M. Mdoihoma fait un bilan avant l'heure de l'action du gouvernement d’Azali en louant la vision du chef de l'État de faire les Comores, un pays émergent en 2030. « Le changement on le sent et on le touche. En moins d'un an, l’électricité est de retour dans nos foyers et même dans les régions les plus reculées du pays. Nous assistons au démarrage des travaux routiers. Le chantier de la construction de l'hôpital El-Maarouf va débuter en janvier », martèle Ibrahim Abdou Boina, membre du mouvement qui appelle à la patience.
Même son de cloche pour le président du mouvement en ce qui concerne la construction de l'hôpital El-Maarouf. « Ce dont je suis sûr, le président de la République ne s'est pas lancé au hasard sur ce dossier. Je suis confiant qu'il sait d’où il est parti et où il veut arriver », a-t-il assuré, ajoutant que Azali n'est pas à sa première initiative, citant la création de l'université des Comores, la Snpsf et Comores Telecom sous son premier régime (1999-2006).
Sur la question des licenciements massifs des jeunes dans l'administration, Ibrahim Abdou Boina rappelle que le candidat à l'époque ne l'avait caché dans ses nombreux meetings, compte tenu de l’ampleur des recrutements massifs en période électorale. Ce qui ne serait pas d'après-lui sans incidence dans l'administration publique. « Mais le président avait en même temps rassuré qu'il y aura du travail pour tous. Cela grâce à la construction des hôtels et des infrastructures de base », a-t-il soutenu, appelant à la patience sur le front de l'emploi.

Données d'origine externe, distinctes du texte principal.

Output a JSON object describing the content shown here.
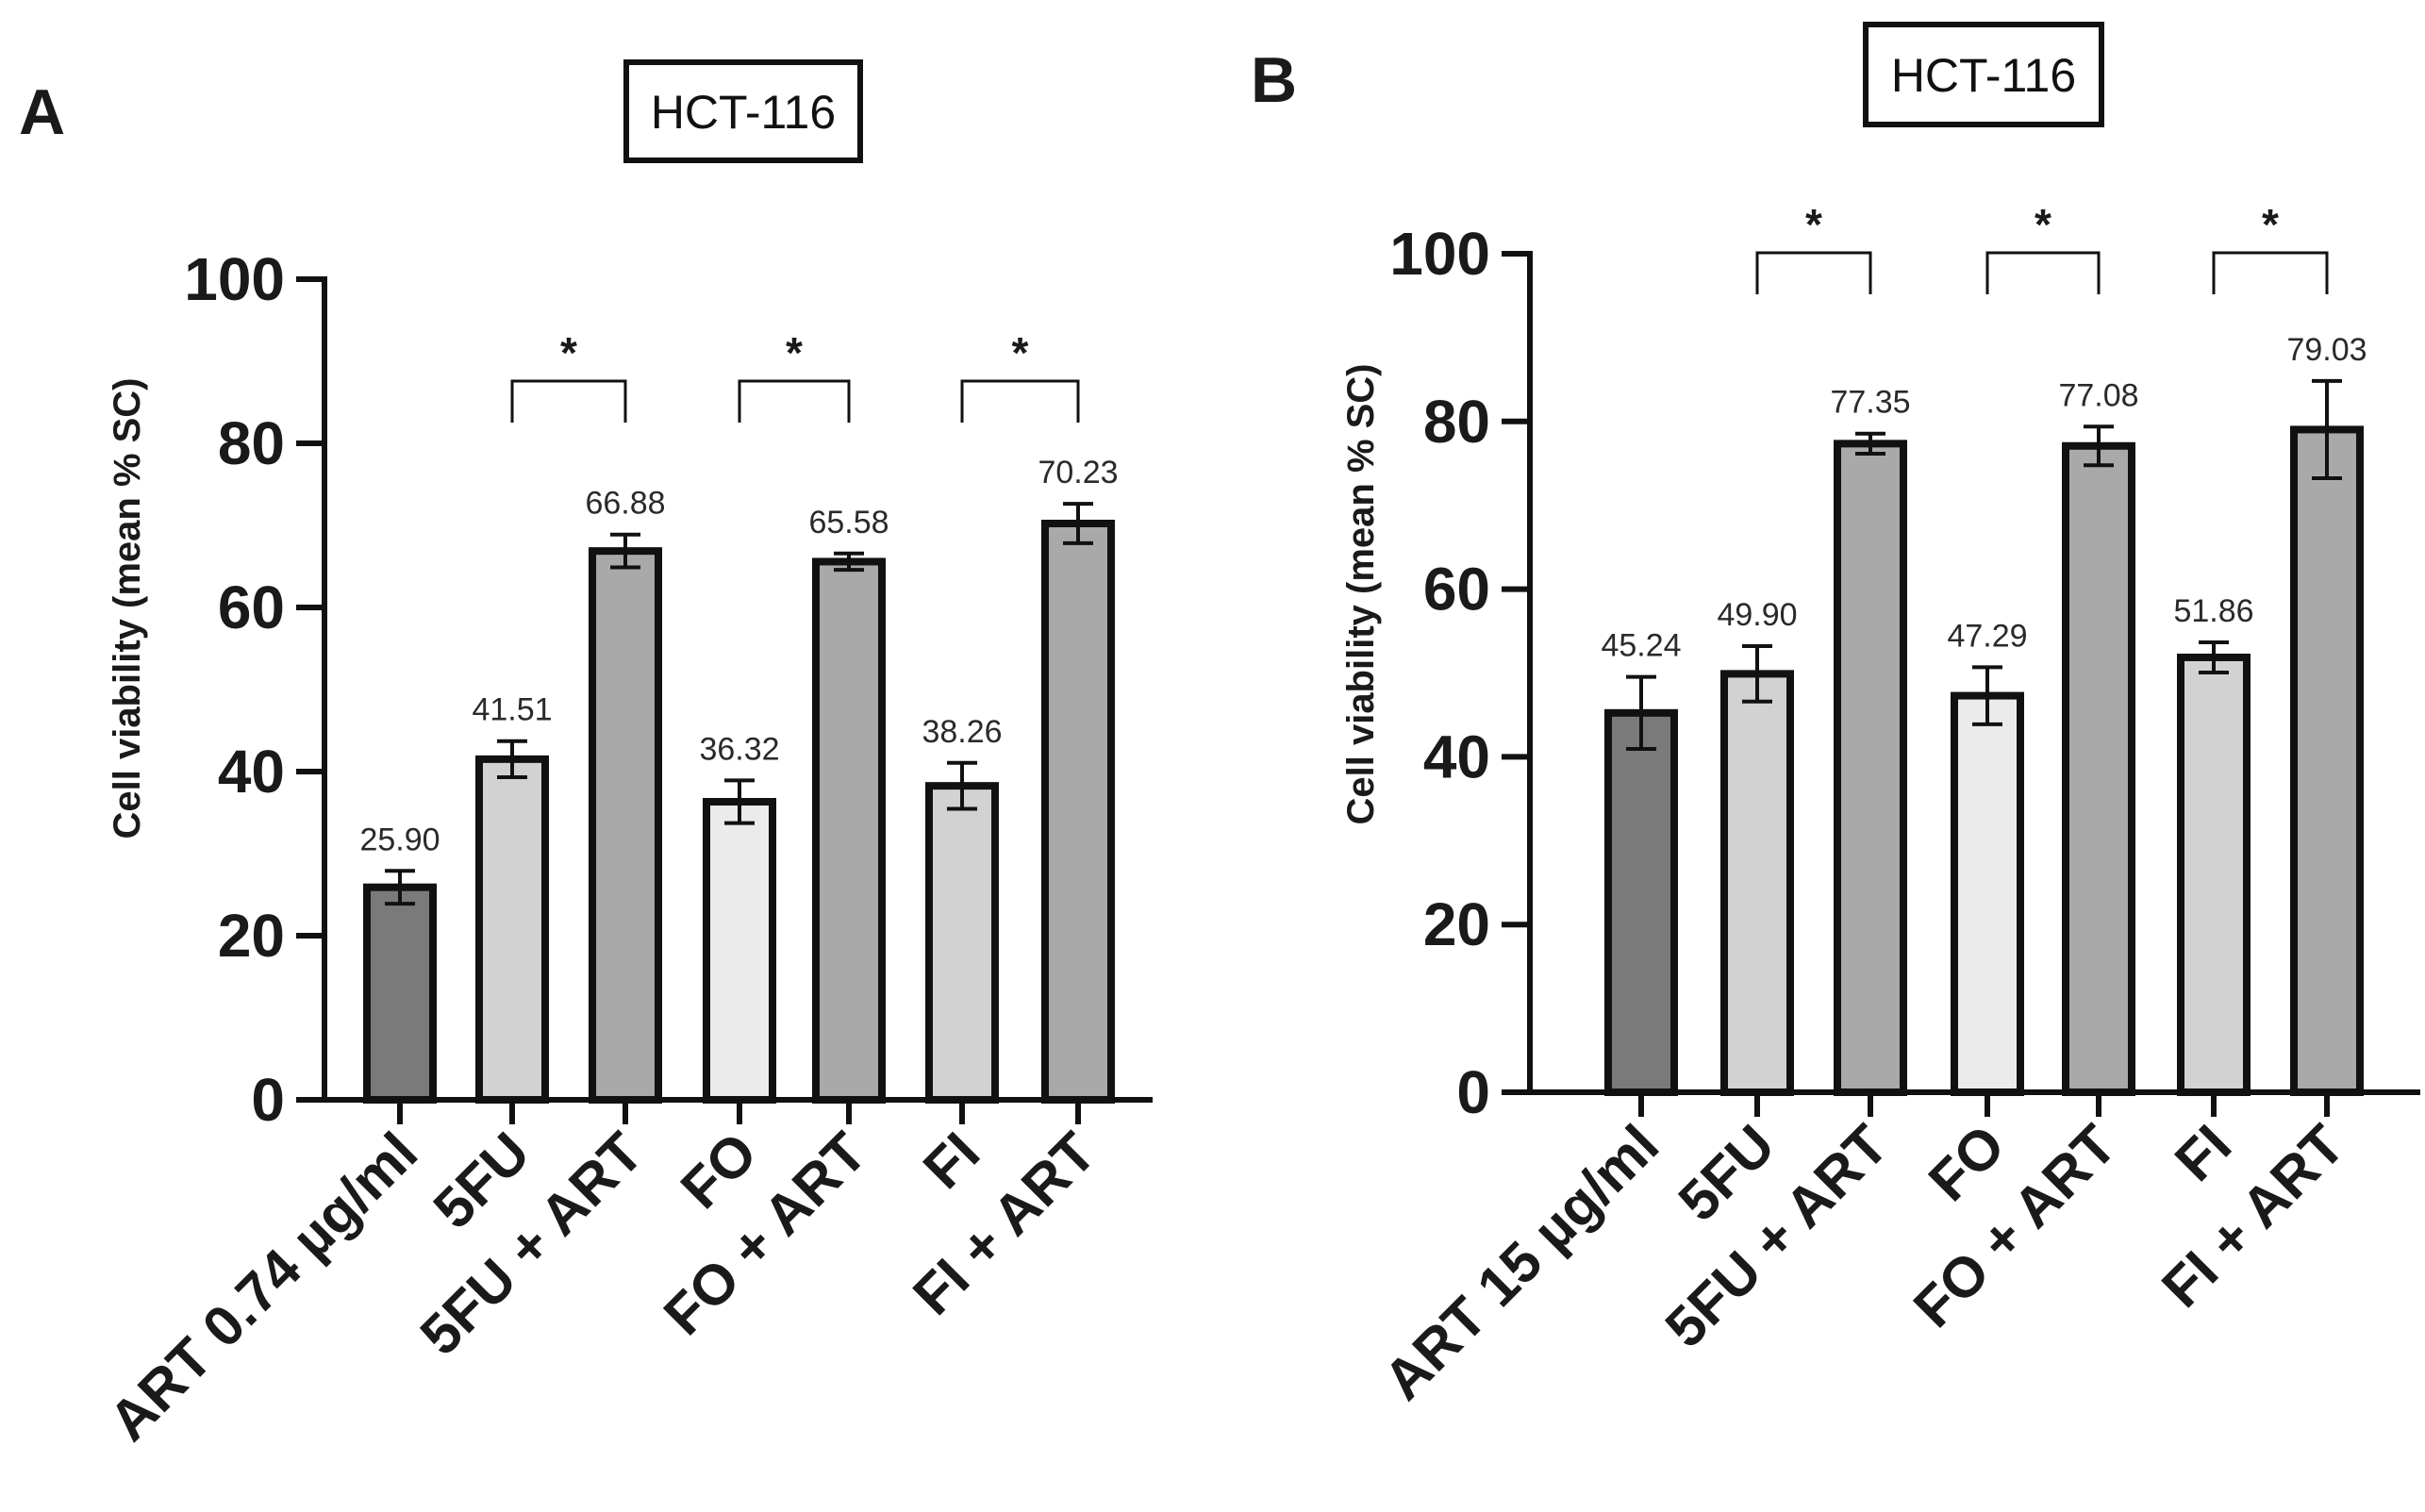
{
  "chart_data": [
    {
      "type": "bar",
      "panel": "A",
      "title": "HCT-116",
      "xlabel": "",
      "ylabel": "Cell viability (mean % SC)",
      "ylim": [
        0,
        100
      ],
      "yticks": [
        0,
        20,
        40,
        60,
        80,
        100
      ],
      "categories": [
        "ART 0.74 µg/ml",
        "5FU",
        "5FU + ART",
        "FO",
        "FO + ART",
        "FI",
        "FI + ART"
      ],
      "values": [
        25.9,
        41.51,
        66.88,
        36.32,
        65.58,
        38.26,
        70.23
      ],
      "errors": [
        2.0,
        2.2,
        2.0,
        2.6,
        1.0,
        2.8,
        2.4
      ],
      "value_labels": [
        "25.90",
        "41.51",
        "66.88",
        "36.32",
        "65.58",
        "38.26",
        "70.23"
      ],
      "bar_colors": [
        "#7a7a7a",
        "#d2d2d2",
        "#a9a9a9",
        "#ebebeb",
        "#a9a9a9",
        "#d2d2d2",
        "#a9a9a9"
      ],
      "significance": [
        {
          "from": 1,
          "to": 2,
          "label": "*"
        },
        {
          "from": 3,
          "to": 4,
          "label": "*"
        },
        {
          "from": 5,
          "to": 6,
          "label": "*"
        }
      ]
    },
    {
      "type": "bar",
      "panel": "B",
      "title": "HCT-116",
      "xlabel": "",
      "ylabel": "Cell viability (mean % SC)",
      "ylim": [
        0,
        100
      ],
      "yticks": [
        0,
        20,
        40,
        60,
        80,
        100
      ],
      "categories": [
        "ART 15 µg/ml",
        "5FU",
        "5FU + ART",
        "FO",
        "FO + ART",
        "FI",
        "FI + ART"
      ],
      "values": [
        45.24,
        49.9,
        77.35,
        47.29,
        77.08,
        51.86,
        79.03
      ],
      "errors": [
        4.3,
        3.3,
        1.2,
        3.4,
        2.3,
        1.8,
        5.8
      ],
      "value_labels": [
        "45.24",
        "49.90",
        "77.35",
        "47.29",
        "77.08",
        "51.86",
        "79.03"
      ],
      "bar_colors": [
        "#7a7a7a",
        "#d2d2d2",
        "#a9a9a9",
        "#ebebeb",
        "#a9a9a9",
        "#d2d2d2",
        "#a9a9a9"
      ],
      "significance": [
        {
          "from": 1,
          "to": 2,
          "label": "*"
        },
        {
          "from": 3,
          "to": 4,
          "label": "*"
        },
        {
          "from": 5,
          "to": 6,
          "label": "*"
        }
      ]
    }
  ]
}
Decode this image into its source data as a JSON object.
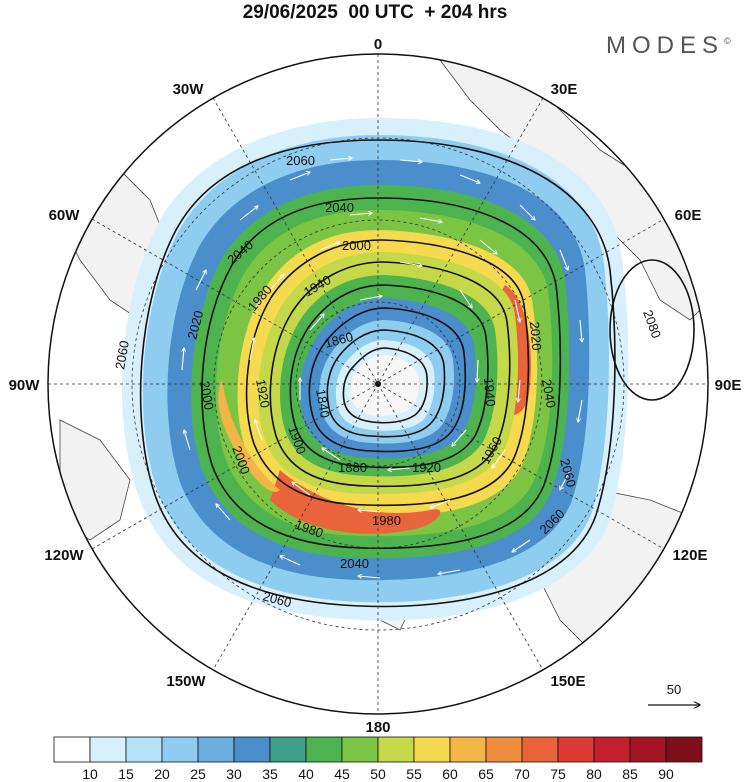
{
  "title": "29/06/2025  00 UTC  + 204 hrs",
  "brand": {
    "name": "MODES",
    "mark": "©"
  },
  "longitude_labels": [
    "0",
    "30E",
    "60E",
    "90E",
    "120E",
    "150E",
    "180",
    "150W",
    "120W",
    "90W",
    "60W",
    "30W"
  ],
  "contour_labels": [
    "2080",
    "2060",
    "2060",
    "2060",
    "2060",
    "2060",
    "2040",
    "2040",
    "2040",
    "2040",
    "2020",
    "2020",
    "2000",
    "2000",
    "2000",
    "1980",
    "1980",
    "1980",
    "1960",
    "1940",
    "1940",
    "1920",
    "1920",
    "1900",
    "1880",
    "1860",
    "1840"
  ],
  "reference_vector": {
    "value": "50"
  },
  "colorbar": {
    "ticks": [
      "10",
      "15",
      "20",
      "25",
      "30",
      "35",
      "40",
      "45",
      "50",
      "55",
      "60",
      "65",
      "70",
      "75",
      "80",
      "85",
      "90"
    ],
    "colors": [
      "#ffffff",
      "#d8f0fb",
      "#b4e2f7",
      "#8fcdf0",
      "#6aaee0",
      "#4a8fcc",
      "#3f9f8a",
      "#4db34e",
      "#7cc443",
      "#c4d84a",
      "#f5d94f",
      "#f4b548",
      "#ef8e3c",
      "#e9643a",
      "#dd3a33",
      "#c41f2e",
      "#a31424",
      "#7f0f1b"
    ]
  }
}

Les conférenciers ont dénoncé les tentatives de manipulation sur les Assises nationales proposées par le Mouvement du 11 août et dont le gouvernement s'est approprié la démarche à la demande du Mouvement et en consultant les partis politiques et les organisations de la société civile. « Il y a des gens qui veulent attiser le feu en n’évoquant qu'un seul thème sur les sujets devant être abordés au cours des assises, notamment la tournante. On ne le répétera jamais assez que c'est un sujet comme d'autres » lâche le prédicateur Bipé.
Pour rappel le MSAG est mouvement comme son nom l'indique, créé par des jeunes dans l'objectif de soutenir les actions du gouvernement et dont Dahalani Mdoihoma est président fondateur.